The Peruvian Amazon, along with adjacent land in Brazil, is home to some of the most isolated territory in the world. The region’s extreme remoteness poses a daunting challenge for its residents, many of whom are forced to pay high prices for food and fuel arriving by plane. With these concerns in mind, an Italian missionary, Miguel Piovesan, has led a campaign to construct a new, 125-mile road along the Brazilian border from Puerto Esparanza in northern Ucayali region to Iñapari in the Madre de Dios region (see map at left). Largely thanks to Piovesan’s eight years of lobbying, carried out in part on his own radio station, the road has gone from a figment of his imagination to a popular cause endorsed by local mestizos. A decision on the will soon be reached by Peru’s National Congress.
The road has encountered fierce opposition from environmental organizations and indigenous leaders worried that it will foster illegal logging and endanger the several uncontacted tribes. About sixty miles of the road would run through Peru’s Alto Purús National Park, which has long been a safe haven for the Mashco-Piro, Yaminahua, and Chitonahua tribes. Opponents of development in the region often argue that an end to isolation would amount to ethnocide—the destruction of indigenous culture—and can also point to several more prosaic reasons for outsiders to be wary of contact. Nomadic tribes in the western Amazon lack resistance to many diseases like influenza and measles, and would likely face high death rates if illnesses and even death if such infections were to spread among them. Violence can also be a problem in contact zones. Earlier this year, the Mashco-Piro killed a man named Shaco Flores who had acted as an intermediary between the tribe and the outside world. Flores could speak a rudimentary version of the Mashco-Piro language and had helped members of the group acquire goods like pots and machetes before being told to stop by Peruvian authorities. The motive behind his murder is a mystery; some speculate that it was done out of a desire to avoid further contact with the outside, others as retaliation for his compliance with orders to cease trading with the tribe.

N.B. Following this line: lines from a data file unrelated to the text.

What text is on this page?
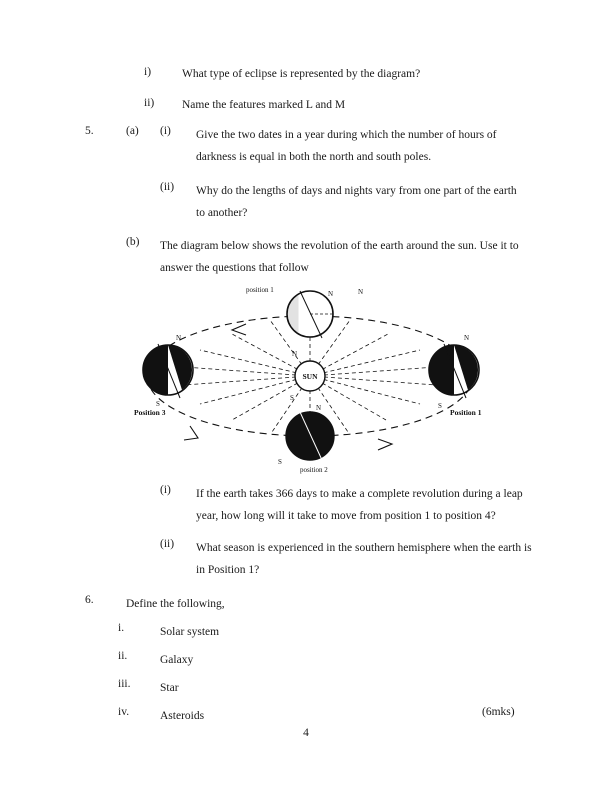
i)	What type of eclipse is represented by the diagram?
ii)	Name the features marked L and M
5.	(a) (i) Give the two dates in a year during which the number of hours of darkness is equal in both the north and south poles.
(ii) Why do the lengths of days and nights vary from one part of the earth to another?
(b) The diagram below shows the revolution of the earth around the sun. Use it to answer the questions that follow
SUN
N
S
N	N
position 1
N
S
Position 3
N
S
Position 1
N
S
position 2
(i) If the earth takes 366 days to make a complete revolution during a leap year, how long will it take to move from position 1 to position 4?
(ii) What season is experienced in the southern hemisphere when the earth is in Position 1?
6.	Define the following,
i.	Solar system
ii.	Galaxy
iii.	Star
iv.	Asteroids	(6mks)
4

Elsewhere in the region, the Camisea Gas Project, a collaboration between several natural gas extractors, presents another potential conflict between tribes and the outside world. According to the indigenous-rights group Survival International, “the gas projects threaten tribes and wildlife by physically cutting into their land, displacing communities and driving them away from their forest homes”. In regard to the Camisea Project, however, such warnings may be exaggerated. Though the project organizers acknowledges the presence of both contacted and uncontacted tribes near the work area, they claim to respect the property of all indigenous people and stress that contact with otherwise isolated tribes will continue to be avoided. Opponents of Camisea remain unconvinced, wondering how uncontacted tribes could possibly consent to gas extraction activity. Survival International has stepped up its publicity campaign against Camisea by appealing to the one million annual visitors to nearby Manchu Pichu.
Managing the environmentally sensitive areas around traditionally isolated tribes continues to be a difficult dance. While illegal logging, virgin soil epidemics, and violence all argue against an outside presence, perpetual isolation may prove an impossible goal.